二人の薬指には、銀色に輝く指輪が嵌められている。
そう。二人は今、婚約しているのだ。
フロンティア事変以降、激務に次ぐ激務で当分の間は挙式出来ないが、それでも二人の関係は確実に進展していた。
「ほう、チョコマカロンか。しかし、了子くんから手作りを貰えるとは。てっきり、いつもの洋菓子店の新作かと思っていたんだが、これは一本取られたな」
「いくらお高いとはいえ、そろそろ既製品も飽きて来た頃かな〜って思ったのよ。それに私達、もう婚約者よ?流石に私のプライドが許さないわ」
「フッ、君らしい理由だ。早速、食べてしまっても構わないだろうか?」
ええ、勿論。そう言おうとした了子の視界の隅に、彼女は映りこんだ。
「……その前にあの子達、ちょっと気にならない?」
「む?」
弦十郎は了子の指さす先を振り向く。
そこに居たのは……仕事帰りの緒川と、駆け寄る翼であった。
「緒川さんッ!」
「おや、翼さん。

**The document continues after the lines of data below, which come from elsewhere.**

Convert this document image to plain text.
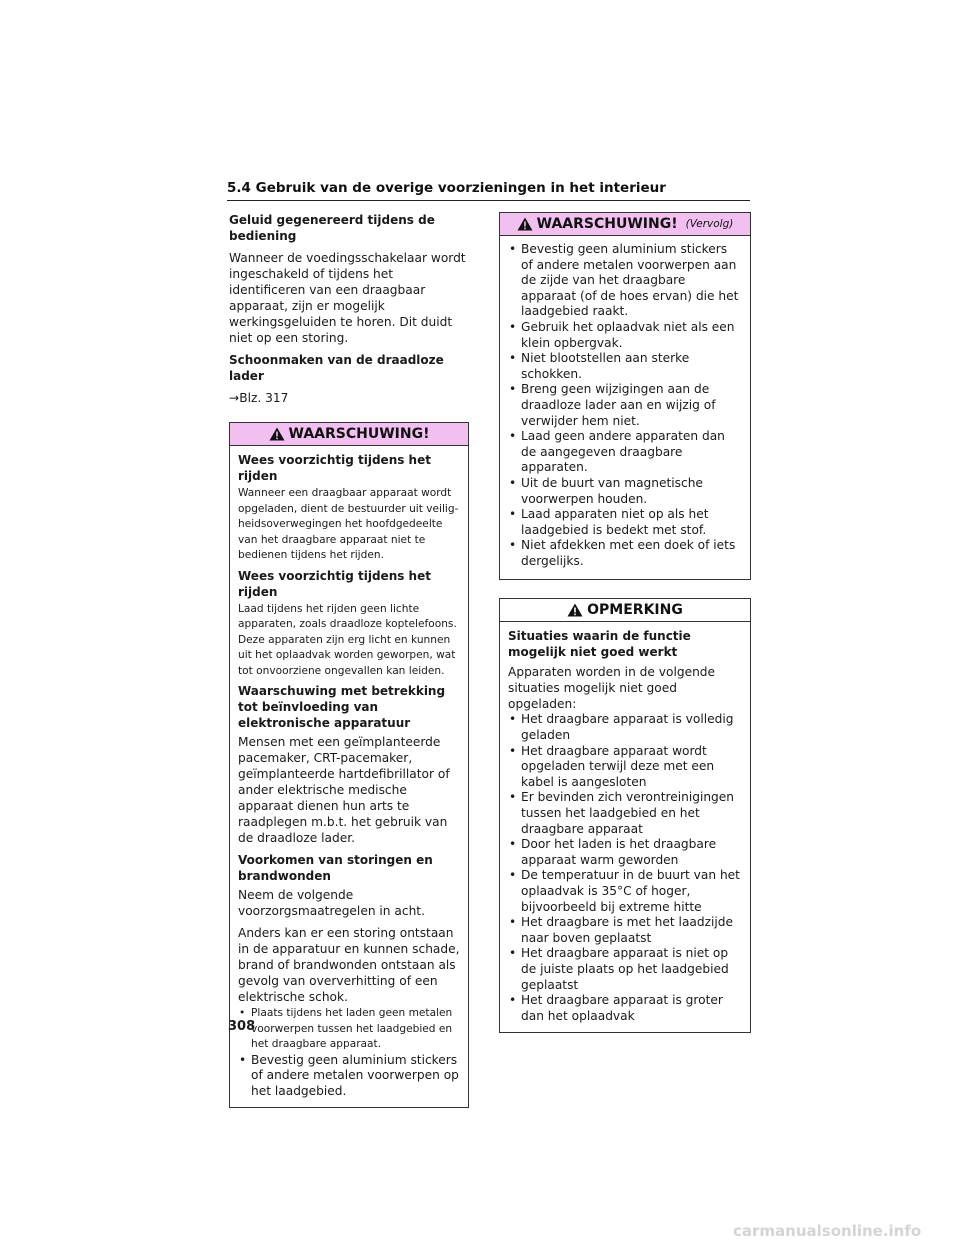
5.4 Gebruik van de overige voorzieningen in het interieur
Geluid gegenereerd tijdens de bediening
Wanneer de voedingsschakelaar wordt ingeschakeld of tijdens het identificeren van een draagbaar apparaat, zijn er mogelijk werkingsgeluiden te horen. Dit duidt niet op een storing.
Schoonmaken van de draadloze lader
→Blz. 317
WAARSCHUWING!
Wees voorzichtig tijdens het rijden
Wanneer een draagbaar apparaat wordt opgeladen, dient de bestuurder uit veilig-heidsoverwegingen het hoofdgedeelte van het draagbare apparaat niet te bedienen tijdens het rijden.
Wees voorzichtig tijdens het rijden
Laad tijdens het rijden geen lichte apparaten, zoals draadloze koptelefoons. Deze apparaten zijn erg licht en kunnen uit het oplaadvak worden geworpen, wat tot onvoorziene ongevallen kan leiden.
Waarschuwing met betrekking tot beïnvloeding van elektronische apparatuur
Mensen met een geïmplanteerde pacemaker, CRT-pacemaker, geïmplanteerde hartdefibrillator of ander elektrische medische apparaat dienen hun arts te raadplegen m.b.t. het gebruik van de draadloze lader.
Voorkomen van storingen en brandwonden
Neem de volgende voorzorgsmaatregelen in acht.
Anders kan er een storing ontstaan in de apparatuur en kunnen schade, brand of brandwonden ontstaan als gevolg van oververhitting of een elektrische schok.
• Plaats tijdens het laden geen metalen voorwerpen tussen het laadgebied en het draagbare apparaat.
• Bevestig geen aluminium stickers of andere metalen voorwerpen op het laadgebied.
WAARSCHUWING! (Vervolg)
• Bevestig geen aluminium stickers of andere metalen voorwerpen aan de zijde van het draagbare apparaat (of de hoes ervan) die het laadgebied raakt.
• Gebruik het oplaadvak niet als een klein opbergvak.
• Niet blootstellen aan sterke schokken.
• Breng geen wijzigingen aan de draadloze lader aan en wijzig of verwijder hem niet.
• Laad geen andere apparaten dan de aangegeven draagbare apparaten.
• Uit de buurt van magnetische voorwerpen houden.
• Laad apparaten niet op als het laadgebied is bedekt met stof.
• Niet afdekken met een doek of iets dergelijks.
OPMERKING
Situaties waarin de functie mogelijk niet goed werkt
Apparaten worden in de volgende situaties mogelijk niet goed opgeladen:
• Het draagbare apparaat is volledig geladen
• Het draagbare apparaat wordt opgeladen terwijl deze met een kabel is aangesloten
• Er bevinden zich verontreinigingen tussen het laadgebied en het draagbare apparaat
• Door het laden is het draagbare apparaat warm geworden
• De temperatuur in de buurt van het oplaadvak is 35°C of hoger, bijvoorbeeld bij extreme hitte
• Het draagbare is met het laadzijde naar boven geplaatst
• Het draagbare apparaat is niet op de juiste plaats op het laadgebied geplaatst
• Het draagbare apparaat is groter dan het oplaadvak
308
carmanualsonline.info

どうしました?」
「そ、その……お、お勤めご苦労様です!」
緒川にチョコを渡そうとしていた翼の心臓は、既に早鐘を打つようにバクバクと高鳴っていた。
(おおおおお落ち着け!そうだ、落ち着くのだ風鳴翼ッ!常在戦場ッ!常に戦場に身を置く者として、この程度の事に緊張など……!)
深呼吸と共に、高鳴る心臓を押さえ付ける。
息を整え、改めて緒川の顔を真っ直ぐに見据えた。
「緒川さん……その、こちらを……受け取って……くだちゃいッ!」
……噛んだ。
大事な所で噛んでしまった。
その事実だけで、翼のダメージは大きかった。
「心外千万ッ!」
「翼さん?翼さん!?」
廊下に座り込み、翼はガックリと項垂れる。
「こんな所で噛んでしまうなど……不覚ッ!」
「翼さん……大丈夫ですか?」
「も……もう一回!もう一回言い直させてくださいッ!」
(何だか、懐かしいなぁ……)
緒川は幼少期の翼を思い出していた。
その頃から翼は負けず嫌いで、緒川との将棋や七並べ、ババ抜きなどで負ける度に、同じ事を言っていたのだ。

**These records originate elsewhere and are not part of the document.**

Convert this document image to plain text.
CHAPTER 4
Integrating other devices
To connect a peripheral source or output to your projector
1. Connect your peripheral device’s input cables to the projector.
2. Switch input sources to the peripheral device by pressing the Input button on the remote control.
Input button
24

『もーいっかい!もーいっかいやるの!』と、泣きそうになりながら。
(あの頃に比べると、翼さんも逞しくなりましたが……)
「受け取ってくでゃしゃ……受け取ってくりゃさッ……受け取って……にゃあああああッ!!」
(やっぱり、こういう所は変わっていませんね)
言い直す度に同じ所で噛み、遂に翼は頭を抱えて絶叫した。